# Pine nuts for sale?



## Dunkem (May 8, 2012)

Any one know where I can find fresh pine nuts? Dont want to order online,as have done that before and were not good.Maybe Im abit late?


----------



## Critter (Mar 20, 2010)

I haven't been there in a while but Smith & Edwards usually have them. I know that when I will travel HWY 6 next week there will be a couple of truck on the side of the road selling them, it the weather is nice.


----------



## Mr Muleskinner (Feb 14, 2012)

If I remember correctly we purchased some in bulk from the Winco bulk section and they were great. I will double check with the Mrs. if I remember to.


----------



## El Casador (Aug 27, 2009)

Kent's grocery in Roy has them $10.00 LB.


----------



## Dunkem (May 8, 2012)

Thanks guys! Skinner Winco sure has a great bulk foods dept.:!:


----------



## Mr Muleskinner (Feb 14, 2012)

Dunkem said:


> Thanks guys! Skinner Winco sure has a great bulk foods dept.:!:


yes they do. Good meat department as well. One of the only place I can ever find full sized beef ribs.

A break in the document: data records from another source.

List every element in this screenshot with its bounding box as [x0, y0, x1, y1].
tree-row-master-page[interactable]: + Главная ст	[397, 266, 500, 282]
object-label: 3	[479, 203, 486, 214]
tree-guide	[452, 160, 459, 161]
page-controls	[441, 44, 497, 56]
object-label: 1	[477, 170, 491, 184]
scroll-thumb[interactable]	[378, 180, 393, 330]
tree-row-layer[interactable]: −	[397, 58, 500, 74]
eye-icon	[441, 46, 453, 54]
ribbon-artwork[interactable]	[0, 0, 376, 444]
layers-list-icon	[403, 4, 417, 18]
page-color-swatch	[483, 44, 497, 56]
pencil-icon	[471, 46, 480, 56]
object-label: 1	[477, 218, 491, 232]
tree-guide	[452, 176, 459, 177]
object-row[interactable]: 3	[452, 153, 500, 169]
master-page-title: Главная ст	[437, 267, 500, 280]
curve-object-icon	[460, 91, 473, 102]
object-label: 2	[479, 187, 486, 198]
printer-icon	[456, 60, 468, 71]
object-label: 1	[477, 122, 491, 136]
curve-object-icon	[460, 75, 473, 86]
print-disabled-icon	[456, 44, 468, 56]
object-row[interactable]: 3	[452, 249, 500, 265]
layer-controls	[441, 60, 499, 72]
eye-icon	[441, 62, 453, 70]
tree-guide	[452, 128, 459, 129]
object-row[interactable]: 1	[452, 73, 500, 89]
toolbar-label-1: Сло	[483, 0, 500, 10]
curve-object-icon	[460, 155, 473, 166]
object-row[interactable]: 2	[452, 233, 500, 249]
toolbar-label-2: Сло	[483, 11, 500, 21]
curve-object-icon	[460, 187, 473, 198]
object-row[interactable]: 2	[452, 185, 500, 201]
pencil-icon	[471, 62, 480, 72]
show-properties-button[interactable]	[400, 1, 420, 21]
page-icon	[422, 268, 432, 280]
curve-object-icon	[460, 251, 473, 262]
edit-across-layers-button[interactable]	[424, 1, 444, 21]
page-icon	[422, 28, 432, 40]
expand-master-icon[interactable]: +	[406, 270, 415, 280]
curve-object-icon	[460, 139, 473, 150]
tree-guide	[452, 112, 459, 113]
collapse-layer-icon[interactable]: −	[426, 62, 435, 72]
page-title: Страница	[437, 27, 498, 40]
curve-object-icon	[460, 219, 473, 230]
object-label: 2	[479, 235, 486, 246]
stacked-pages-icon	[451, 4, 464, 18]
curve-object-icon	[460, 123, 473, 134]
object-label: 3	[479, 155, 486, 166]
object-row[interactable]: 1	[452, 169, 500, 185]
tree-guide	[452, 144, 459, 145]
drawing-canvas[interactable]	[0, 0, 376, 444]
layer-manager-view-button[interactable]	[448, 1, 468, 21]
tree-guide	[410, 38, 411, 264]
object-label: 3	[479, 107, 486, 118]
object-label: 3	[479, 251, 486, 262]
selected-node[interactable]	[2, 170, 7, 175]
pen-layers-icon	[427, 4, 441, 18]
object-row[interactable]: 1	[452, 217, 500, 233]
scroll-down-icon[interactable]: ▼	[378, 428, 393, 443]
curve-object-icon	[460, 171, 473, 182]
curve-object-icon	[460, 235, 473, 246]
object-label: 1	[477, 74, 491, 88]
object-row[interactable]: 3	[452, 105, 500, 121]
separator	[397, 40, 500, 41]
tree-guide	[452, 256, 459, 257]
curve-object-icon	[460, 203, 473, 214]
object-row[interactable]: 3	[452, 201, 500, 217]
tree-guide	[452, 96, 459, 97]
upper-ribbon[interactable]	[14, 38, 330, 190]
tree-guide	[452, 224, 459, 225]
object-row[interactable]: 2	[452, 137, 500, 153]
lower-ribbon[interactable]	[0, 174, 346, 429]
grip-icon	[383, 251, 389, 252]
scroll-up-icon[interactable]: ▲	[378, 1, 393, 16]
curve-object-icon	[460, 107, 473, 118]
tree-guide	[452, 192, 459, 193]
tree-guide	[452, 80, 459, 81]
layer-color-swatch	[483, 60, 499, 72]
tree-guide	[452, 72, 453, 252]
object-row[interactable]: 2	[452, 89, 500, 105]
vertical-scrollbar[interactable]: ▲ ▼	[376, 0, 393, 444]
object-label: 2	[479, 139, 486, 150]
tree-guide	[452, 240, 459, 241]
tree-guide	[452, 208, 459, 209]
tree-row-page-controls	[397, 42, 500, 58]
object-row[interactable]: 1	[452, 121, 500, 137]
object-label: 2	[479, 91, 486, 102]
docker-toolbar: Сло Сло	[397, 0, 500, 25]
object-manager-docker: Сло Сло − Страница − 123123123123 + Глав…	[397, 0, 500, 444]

The last pinenuts we got were at Costco.


----------



## Dunkem (May 8, 2012)

Mr Muleskinner said:


> yes they do. Good meat department as well. One of the only place I can ever find full sized beef ribs.
> 
> The last pinenuts we got were at Costco.

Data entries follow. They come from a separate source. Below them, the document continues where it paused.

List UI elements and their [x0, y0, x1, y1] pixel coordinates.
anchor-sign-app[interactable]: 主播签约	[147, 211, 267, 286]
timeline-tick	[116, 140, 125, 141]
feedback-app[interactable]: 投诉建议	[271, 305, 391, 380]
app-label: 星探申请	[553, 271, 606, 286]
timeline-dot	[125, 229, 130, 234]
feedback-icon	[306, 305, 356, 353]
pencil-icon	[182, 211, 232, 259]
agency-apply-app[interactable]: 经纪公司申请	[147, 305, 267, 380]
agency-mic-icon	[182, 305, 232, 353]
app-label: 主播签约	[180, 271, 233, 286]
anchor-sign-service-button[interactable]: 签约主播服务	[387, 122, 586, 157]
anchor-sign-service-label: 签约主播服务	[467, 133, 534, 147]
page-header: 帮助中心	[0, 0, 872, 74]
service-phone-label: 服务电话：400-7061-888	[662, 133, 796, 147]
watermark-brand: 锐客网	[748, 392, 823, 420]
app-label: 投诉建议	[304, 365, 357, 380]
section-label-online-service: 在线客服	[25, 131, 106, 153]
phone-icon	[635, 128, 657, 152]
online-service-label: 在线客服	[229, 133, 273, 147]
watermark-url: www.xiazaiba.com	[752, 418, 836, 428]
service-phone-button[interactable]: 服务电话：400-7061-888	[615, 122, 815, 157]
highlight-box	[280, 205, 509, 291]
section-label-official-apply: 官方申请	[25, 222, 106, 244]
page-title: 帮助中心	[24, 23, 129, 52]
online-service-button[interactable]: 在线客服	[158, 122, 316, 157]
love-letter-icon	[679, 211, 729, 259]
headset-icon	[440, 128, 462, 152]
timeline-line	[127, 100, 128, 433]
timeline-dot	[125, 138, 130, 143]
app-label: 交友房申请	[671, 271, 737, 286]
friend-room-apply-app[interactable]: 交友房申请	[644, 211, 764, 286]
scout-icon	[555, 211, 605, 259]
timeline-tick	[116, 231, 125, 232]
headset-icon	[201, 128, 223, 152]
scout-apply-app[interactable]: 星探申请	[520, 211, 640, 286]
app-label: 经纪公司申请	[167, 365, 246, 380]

Thanks ,will try them tomorrow.By the way with the holidays coming we will have beef ribs off of our own ribs which tend to have abit more meat on them.PM me if you need some and I will save some8)


----------



## Mr Muleskinner (Feb 14, 2012)

count me in Dunkem. Can't get enough of good beef ribs.


----------



## Al Hansen (Sep 7, 2007)

Saw a sign up in front of Socco's (spl) in Sunset.


----------



## Afishnado (Sep 18, 2007)

At what time of year do people usually harvest pine nuts?


----------



## Critter (Mar 20, 2010)

September for in the cones to late October when you can find them on the ground.


----------



## bowgy (Oct 10, 2007)

Afishnado said:


> At what time of year do people usually harvest pine nuts?

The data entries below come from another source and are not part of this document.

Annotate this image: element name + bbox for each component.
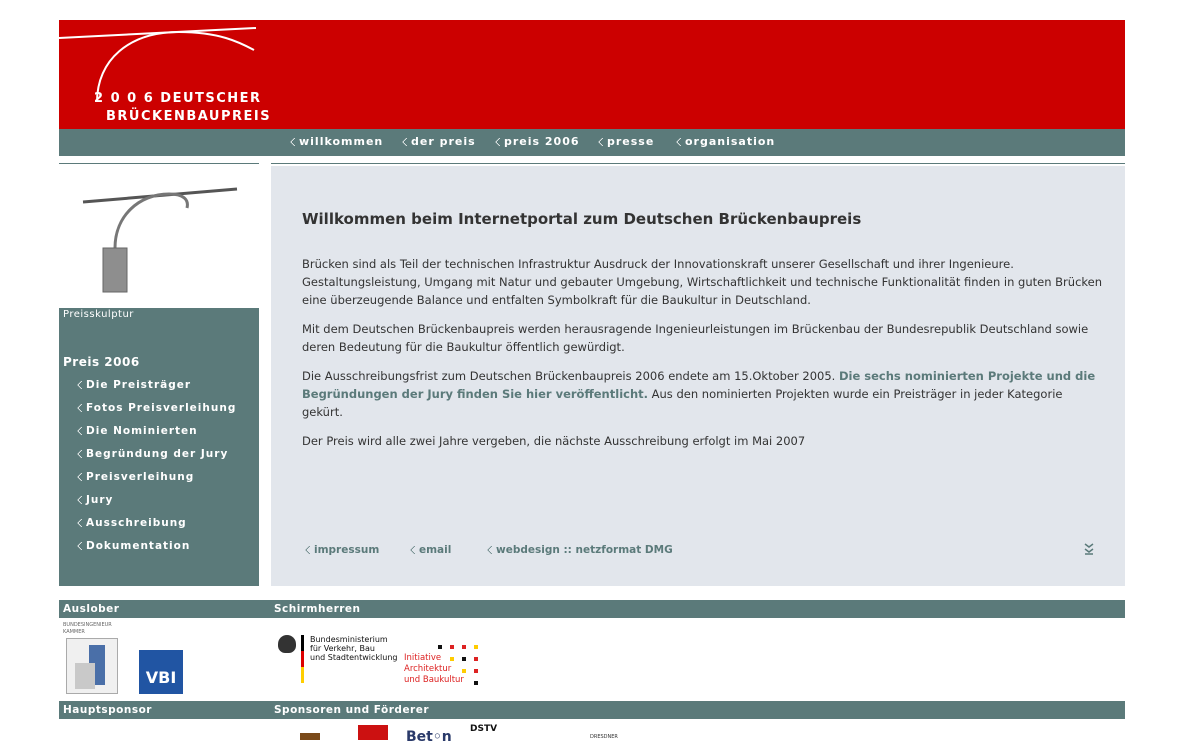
- arrow-icon: [410, 546, 415, 554]
- nav-preis-2006[interactable]: preis 2006: [495, 135, 580, 148]
- main-nav: willkommen der preis preis 2006 presse o…: [59, 129, 1125, 156]
- sidebar: Preisskulptur Preis 2006 Die Preisträger…: [59, 308, 259, 586]
- webdesign-link[interactable]: webdesign :: netzformat DMG: [487, 544, 673, 556]
- sidebar-section-title: Preis 2006: [63, 355, 140, 369]
- arrow-icon: [676, 138, 681, 146]
- sidebar-item-label: Ausschreibung: [86, 517, 187, 529]
- sidebar-item-label: Begründung der Jury: [86, 448, 229, 460]
- sidebar-item-label: Fotos Preisverleihung: [86, 402, 237, 414]
- dstv-logo[interactable]: DSTV: [470, 724, 497, 734]
- logo-line-1: 2 0 0 6 DEUTSCHER: [94, 91, 262, 106]
- logo-line-2: BRÜCKENBAUPREIS: [106, 109, 272, 124]
- sponsor-logo[interactable]: [358, 725, 388, 740]
- sidebar-item-label: Dokumentation: [86, 540, 191, 552]
- sculpture-image: [59, 166, 259, 308]
- link-label: webdesign :: netzformat DMG: [496, 544, 673, 556]
- arrow-icon: [77, 381, 82, 389]
- paragraph-2: Mit dem Deutschen Brückenbaupreis werden…: [302, 322, 1089, 354]
- initiative-architektur-logo[interactable]: Initiative Architektur und Baukultur: [404, 645, 480, 689]
- intro-paragraph: Brücken sind als Teil der technischen In…: [302, 257, 1103, 307]
- sculpture-graphic: [82, 187, 238, 293]
- arrow-icon: [487, 546, 492, 554]
- arrow-icon: [77, 519, 82, 527]
- nav-presse[interactable]: presse: [598, 135, 654, 148]
- sponsor-header-bar: Auslober Schirmherren: [59, 600, 1125, 618]
- sponsor-header-bar-2: Hauptsponsor Sponsoren und Förderer: [59, 701, 1125, 719]
- arrow-icon: [495, 138, 500, 146]
- arrow-icon: [77, 542, 82, 550]
- arrow-icon: [77, 450, 82, 458]
- page-title: Willkommen beim Internetportal zum Deuts…: [302, 210, 862, 228]
- sidebar-item-dokumentation[interactable]: Dokumentation: [77, 540, 190, 552]
- paragraph-3-text: Die Ausschreibungsfrist zum Deutschen Br…: [302, 369, 839, 383]
- sidebar-item-begruendung[interactable]: Begründung der Jury: [77, 448, 228, 460]
- link-label: email: [419, 544, 452, 556]
- site-header: 2 0 0 6 DEUTSCHER BRÜCKENBAUPREIS: [59, 20, 1125, 129]
- bmvbs-logo[interactable]: Bundesministerium für Verkehr, Bau und S…: [278, 635, 398, 687]
- vbi-text: VBI: [145, 668, 177, 687]
- bmvbs-line-2: für Verkehr, Bau: [310, 644, 375, 653]
- vbi-logo[interactable]: VBI: [139, 650, 183, 694]
- sidebar-caption: Preisskulptur: [63, 309, 134, 320]
- nav-label: der preis: [411, 135, 476, 148]
- main-content: Willkommen beim Internetportal zum Deuts…: [271, 166, 1125, 586]
- paragraph-4: Der Preis wird alle zwei Jahre vergeben,…: [302, 434, 806, 448]
- bmvbs-line-3: und Stadtentwicklung: [310, 653, 398, 662]
- sidebar-item-label: Die Preisträger: [86, 379, 192, 391]
- divider: [271, 163, 1125, 164]
- dresdner-logo[interactable]: DRESDNER: [590, 734, 618, 740]
- eagle-icon: [278, 635, 296, 653]
- dots-graphic: [438, 645, 478, 685]
- link-label: impressum: [314, 544, 380, 556]
- nav-label: willkommen: [299, 135, 384, 148]
- divider: [59, 163, 259, 164]
- paragraph-3: Die Ausschreibungsfrist zum Deutschen Br…: [302, 367, 1102, 421]
- arrow-icon: [77, 496, 82, 504]
- arrow-icon: [77, 427, 82, 435]
- nav-label: organisation: [685, 135, 776, 148]
- arrow-icon: [77, 404, 82, 412]
- sidebar-item-preistraeger[interactable]: Die Preisträger: [77, 379, 191, 391]
- scroll-top-icon[interactable]: [1084, 543, 1094, 555]
- sidebar-item-nominierten[interactable]: Die Nominierten: [77, 425, 198, 437]
- arrow-icon: [77, 473, 82, 481]
- sponsor-logo[interactable]: [300, 733, 320, 740]
- bmvbs-line-1: Bundesministerium: [310, 635, 388, 644]
- sidebar-item-fotos[interactable]: Fotos Preisverleihung: [77, 402, 236, 414]
- arrow-icon: [305, 546, 310, 554]
- arrow-icon: [402, 138, 407, 146]
- nav-organisation[interactable]: organisation: [676, 135, 775, 148]
- site-logo[interactable]: 2 0 0 6 DEUTSCHER BRÜCKENBAUPREIS: [94, 90, 271, 126]
- bik-caption-2: KAMMER: [63, 629, 85, 635]
- sponsoren-label: Sponsoren und Förderer: [274, 704, 430, 716]
- arrow-icon: [598, 138, 603, 146]
- sidebar-item-label: Preisverleihung: [86, 471, 195, 483]
- sidebar-item-label: Die Nominierten: [86, 425, 198, 437]
- bik-caption-1: BUNDESINGENIEUR: [63, 622, 112, 628]
- email-link[interactable]: email: [410, 544, 451, 556]
- arrow-icon: [290, 138, 295, 146]
- sidebar-item-ausschreibung[interactable]: Ausschreibung: [77, 517, 187, 529]
- auslober-label: Auslober: [63, 603, 120, 615]
- schirmherren-label: Schirmherren: [274, 603, 361, 615]
- nav-willkommen[interactable]: willkommen: [290, 135, 383, 148]
- beton-logo[interactable]: Bet◦n: [406, 730, 452, 744]
- bundesingenieurkammer-logo[interactable]: BUNDESINGENIEUR KAMMER: [63, 622, 123, 696]
- nav-der-preis[interactable]: der preis: [402, 135, 476, 148]
- sidebar-item-label: Jury: [86, 494, 114, 506]
- nav-label: presse: [607, 135, 655, 148]
- nav-label: preis 2006: [504, 135, 580, 148]
- hauptsponsor-label: Hauptsponsor: [63, 704, 152, 716]
- impressum-link[interactable]: impressum: [305, 544, 379, 556]
- sidebar-item-preisverleihung[interactable]: Preisverleihung: [77, 471, 194, 483]
- sidebar-item-jury[interactable]: Jury: [77, 494, 113, 506]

Cones start to pop open after the first frost.


----------



## guner (Sep 25, 2007)

Just to throw it in there.... I see a truck everyday for past week selling them on the side of the road. don't know where you are but they are parked at 4000 W and like 9000 and 1/2  So in West Jordan. If they are there Monday I can see the cost and grab ya some if you want. wont even make ya pay my generous 30% mark up :shock:


----------



## Dunkem (May 8, 2012)

guner said:


> Just to throw it in there.... I see a truck everyday for past week selling them on the side of the road. don't know where you are but they are parked at 4000 W and like 9000 and 1/2  So in West Jordan. If they are there Monday I can see the cost and grab ya some if you want. wont even make ya pay my generous 30% mark up :shock:


Thanks guner,thats close to my house.Ill go by there and check it out8)


----------



## guner (Sep 25, 2007)

Well hey then neighbor ;-) It's been parked on the dirt across from the Gas station/Mcdonalds


----------



## 2full (Apr 8, 2010)

IFA in Cedar City has some.
Got some the other day, pretty good ones, with good size.


----------